We're already halfway through Pride-iversary Month and today we have another amazing guest article from sapphic romance author and NYT bestseller Chelsea M. Cameron, who tells us how she came to self-publish LGBTQ+ fiction after a career in traditional publishing.
Don't forget to join our Instagram giveaway later today to be in with a chance of winning an ebook of your choice by Chelsea!
When I tell people that my writing career has been a roller coaster, I sometimes think people assume I’m exaggerating, but believe me, I’m not.
I first started writing and publishing young adult paranormal non-queer romance in 2012 due to the influence of both the young adult book industry at the time (some of you may remember something called Twilight) and indie author sensation, Amanda Hocking. Oh, how little I knew then. I kind of want to go back in time and pat myself on the head for being so adorable.

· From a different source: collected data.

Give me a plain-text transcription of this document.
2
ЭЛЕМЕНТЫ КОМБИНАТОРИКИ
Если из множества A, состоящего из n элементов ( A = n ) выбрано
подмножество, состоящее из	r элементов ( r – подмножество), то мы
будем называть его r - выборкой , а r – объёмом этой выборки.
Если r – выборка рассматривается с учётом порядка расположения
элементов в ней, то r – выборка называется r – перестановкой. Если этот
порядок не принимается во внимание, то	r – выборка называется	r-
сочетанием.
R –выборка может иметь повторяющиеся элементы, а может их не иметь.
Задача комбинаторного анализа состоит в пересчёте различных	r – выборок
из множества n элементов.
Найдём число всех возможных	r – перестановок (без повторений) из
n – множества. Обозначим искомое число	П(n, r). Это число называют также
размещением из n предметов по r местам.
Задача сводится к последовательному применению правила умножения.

In the summer of 2012, I had an idea for a contemporary college romance and decided to publish it with a cover I made myself. One thing I did learn back then: timing can be KEY in publishing. New adult, as it came to be called, was booming and I happened to put the book up on Amazon at just the right time. Before I knew it, I’d hit bestseller lists, I had a literary agent, and a publishing deal with a major publisher. As far as I was concerned, my life trajectory was set for the rest of my life. I’d just… keep doing what I’d been doing.
For several years, I pumped out romances, but something was happening at the same time. On a whim, I started watching a new web series on Youtube called Carmilla (I was still on the vampire train), as well as reading sapphic romances. Pretty soon it was ALL I was doing. These books and that series were so compelling, and I could NOT figure out why until I started letting myself have the thoughts that I’d hidden from myself my entire life.
Long story short: I was not straight.
Around the same time, I had a book series I’d been struggling to write cancelled by the publisher and while I was disappointed by the loss of potential royalties, the major feeling I had was relief. I hadn’t wanted to write those books anyway. With a space in my writing schedule, I decided to try something: writing my own sapphic romance. Since I’d started out in young adult, that was where it felt safest for me to experiment. Inspired by the Taylor Swift song, “You Belong with Me”, but where the two girls competing over the boy end up together, I started typing and it was like everything fell into place. As I wrote the book, all I could feel in my bones was that this, right here, this was what I was meant to be writing. The book poured out of me so fast I think I barely slept and drank way too many energy drinks.
I published that book in 2016, and I haven’t looked back since. I’ve found a home in the sapphic romance community and I am so grateful that I made it here. I get to write books that I am so freaking excited about every day. Sure, I have bad days and days where the words feel like pulling teeth, but the majority of my days are filled with joy for what I’m creating.
Chelsea M. Cameron is a New York Times/USA Today/Internationally Best Selling author from Maine who now lives and works in Boston. She's a red velvet cake enthusiast, obsessive tea drinker, former cheerleader, and world's worst video gamer. When not writing, she enjoys watching infomercials, eating brunch in bed, tweeting, and playing fetch with her cat, Sassenach. She has a degree in journalism from the University of Maine, Orono that she promptly abandoned to write about the people in her own head. More often than not, these people turn out to be just as weird as she is.